A particular service was prepared to be used on the Fifth of November, and was published in 1606. I have not been able to ascertain whether it was framed by the convocation; but I am disposed to think that it was arranged by the bishops, as is still the case in particular prayers on special occasions, and then set forth by the authority of the crown. In my copy of the original service printed by Barker and Bill, printers to the king, the words “Set forth by authority,” stand on the title-page. The authority of the crown is evidently intended, and not that of convocation.

The original service was used on this day until the alterations were effected in 1662, except during the period of the Commonwealth, when forms of prayer were altogether discarded. It appears, however, from Fuller, that in his time, the observance of the day was very much neglected. “If this plot,” says he, “had taken effect, the papists would have celebrated this day with all solemnity; and it would have taken the upper hand of all other festivals. The more, therefore, the shame and pity, that amongst Protestants the keeping of this day (not yet full fifty years old) begins already to wax weak and decay; so that the red letters, wherever it is written, seem to grow dimmer and paler in our English calendar. God forbid that our thankfulness for this great deliverance, formerly so solemnly observed, should hereafter be like the _squibs_ which the apprentices in London make on this day; and which give a great flash and crack at first, but soon go out in a stink[36].”

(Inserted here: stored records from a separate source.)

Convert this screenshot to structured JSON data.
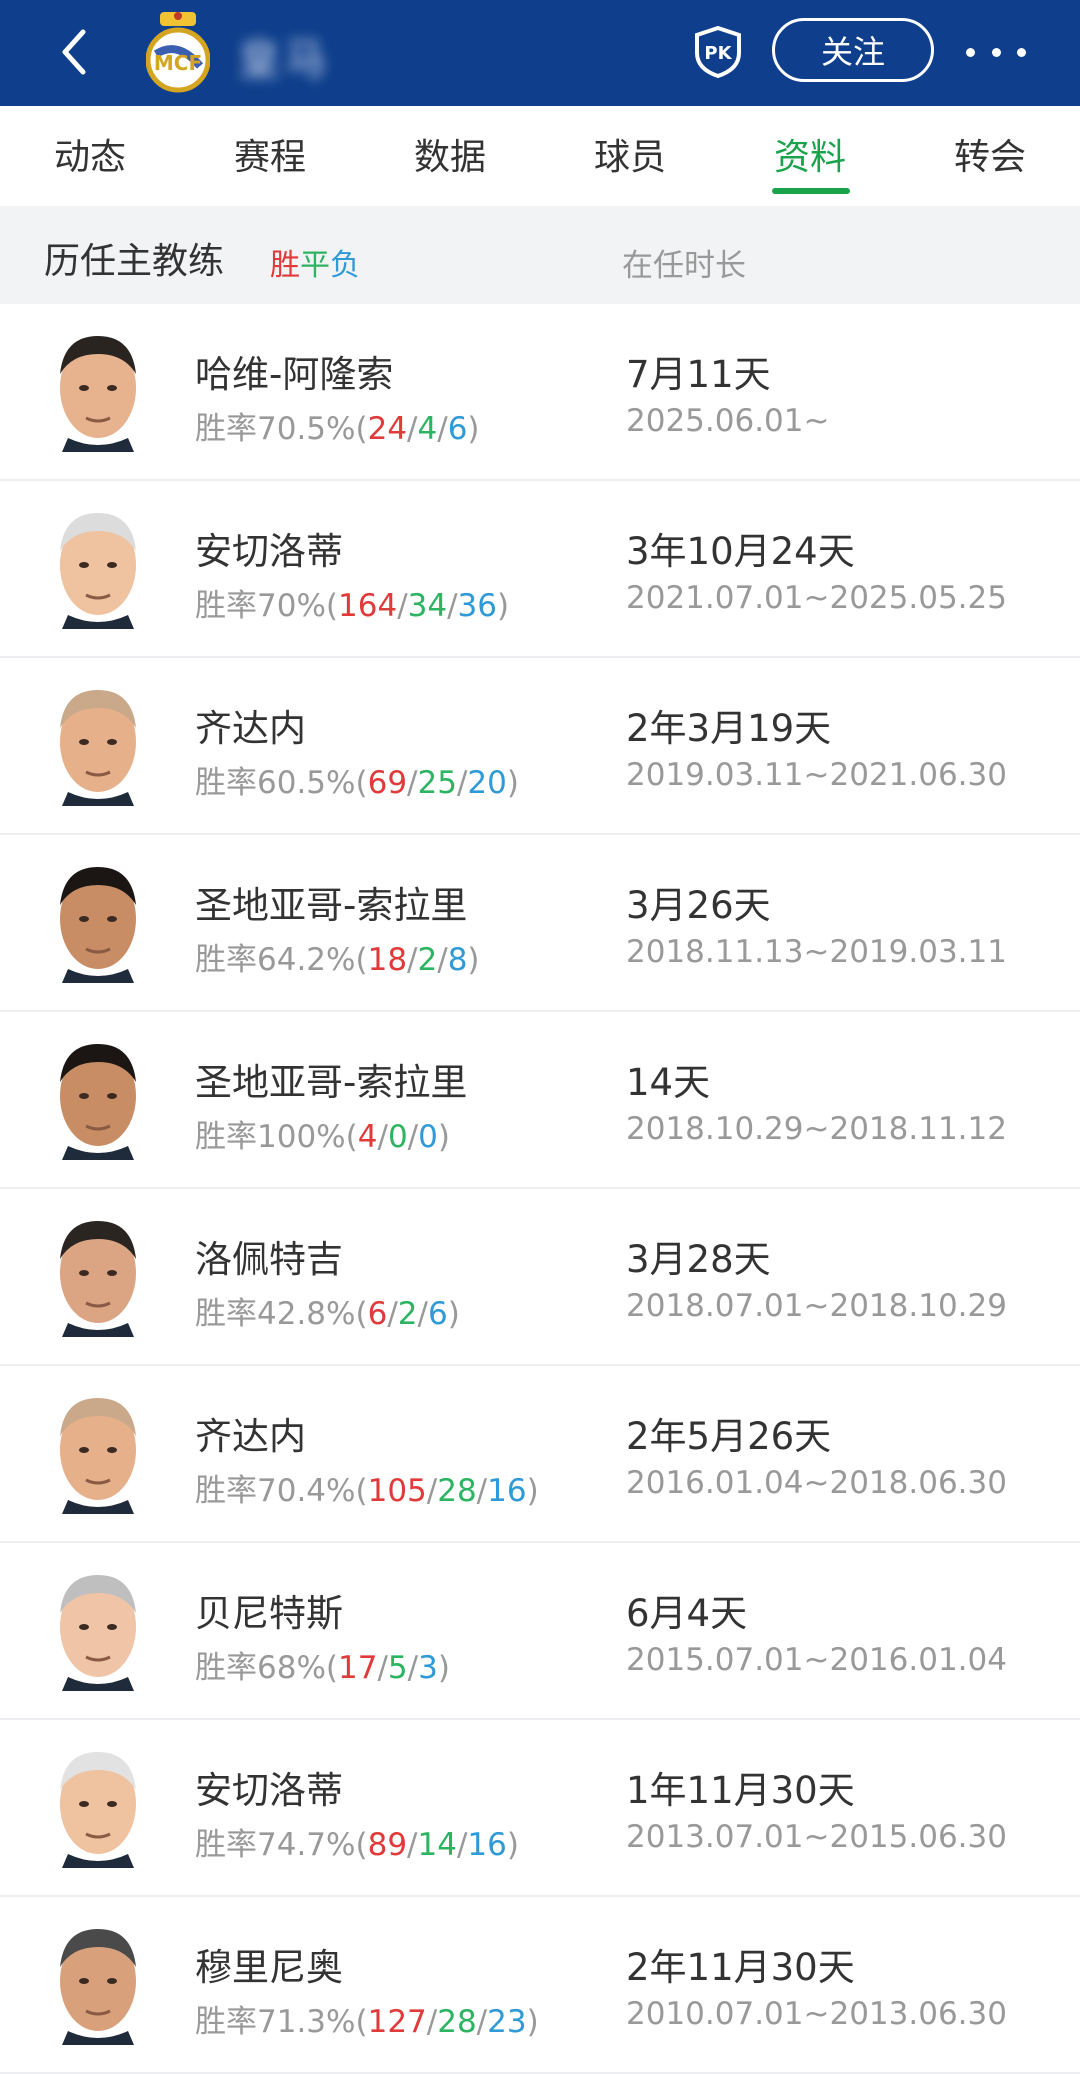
{
  "header": {
    "team_name": "皇马",
    "follow_label": "关注",
    "pk_label": "PK"
  },
  "tabs": [
    {
      "label": "动态",
      "active": false
    },
    {
      "label": "赛程",
      "active": false
    },
    {
      "label": "数据",
      "active": false
    },
    {
      "label": "球员",
      "active": false
    },
    {
      "label": "资料",
      "active": true
    },
    {
      "label": "转会",
      "active": false
    }
  ],
  "section": {
    "title": "历任主教练",
    "legend_win": "胜",
    "legend_draw": "平",
    "legend_loss": "负",
    "tenure_header": "在任时长"
  },
  "coaches": [
    {
      "name": "哈维-阿隆索",
      "rate": "胜率70.5%",
      "w": "24",
      "d": "4",
      "l": "6",
      "duration": "7月11天",
      "period": "2025.06.01~"
    },
    {
      "name": "安切洛蒂",
      "rate": "胜率70%",
      "w": "164",
      "d": "34",
      "l": "36",
      "duration": "3年10月24天",
      "period": "2021.07.01~2025.05.25"
    },
    {
      "name": "齐达内",
      "rate": "胜率60.5%",
      "w": "69",
      "d": "25",
      "l": "20",
      "duration": "2年3月19天",
      "period": "2019.03.11~2021.06.30"
    },
    {
      "name": "圣地亚哥-索拉里",
      "rate": "胜率64.2%",
      "w": "18",
      "d": "2",
      "l": "8",
      "duration": "3月26天",
      "period": "2018.11.13~2019.03.11"
    },
    {
      "name": "圣地亚哥-索拉里",
      "rate": "胜率100%",
      "w": "4",
      "d": "0",
      "l": "0",
      "duration": "14天",
      "period": "2018.10.29~2018.11.12"
    },
    {
      "name": "洛佩特吉",
      "rate": "胜率42.8%",
      "w": "6",
      "d": "2",
      "l": "6",
      "duration": "3月28天",
      "period": "2018.07.01~2018.10.29"
    },
    {
      "name": "齐达内",
      "rate": "胜率70.4%",
      "w": "105",
      "d": "28",
      "l": "16",
      "duration": "2年5月26天",
      "period": "2016.01.04~2018.06.30"
    },
    {
      "name": "贝尼特斯",
      "rate": "胜率68%",
      "w": "17",
      "d": "5",
      "l": "3",
      "duration": "6月4天",
      "period": "2015.07.01~2016.01.04"
    },
    {
      "name": "安切洛蒂",
      "rate": "胜率74.7%",
      "w": "89",
      "d": "14",
      "l": "16",
      "duration": "1年11月30天",
      "period": "2013.07.01~2015.06.30"
    },
    {
      "name": "穆里尼奥",
      "rate": "胜率71.3%",
      "w": "127",
      "d": "28",
      "l": "23",
      "duration": "2年11月30天",
      "period": "2010.07.01~2013.06.30"
    }
  ],
  "colors": {
    "header_bg": "#0f3f8c",
    "accent_green": "#1aa34a",
    "win": "#e03a3a",
    "draw": "#2db462",
    "loss": "#2f9ad6"
  }
}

[Footnote 36: FULLER, book x. 38. From several of the incidental notices in the works of writers of the times of James I. and Charles I., we learn that the observance of the day was gradually neglected. In a curious work of the date of 1618, there is a notice to the effect that the people were cold in praising God for their deliverance. See GAREY’S _Amphitheatrum Scelerum_. 4to. 1618. In the reigns of Charles II. and James II., when the dread of popery was general, the people universally observed the Fifth of November as a day of thanksgiving to God.]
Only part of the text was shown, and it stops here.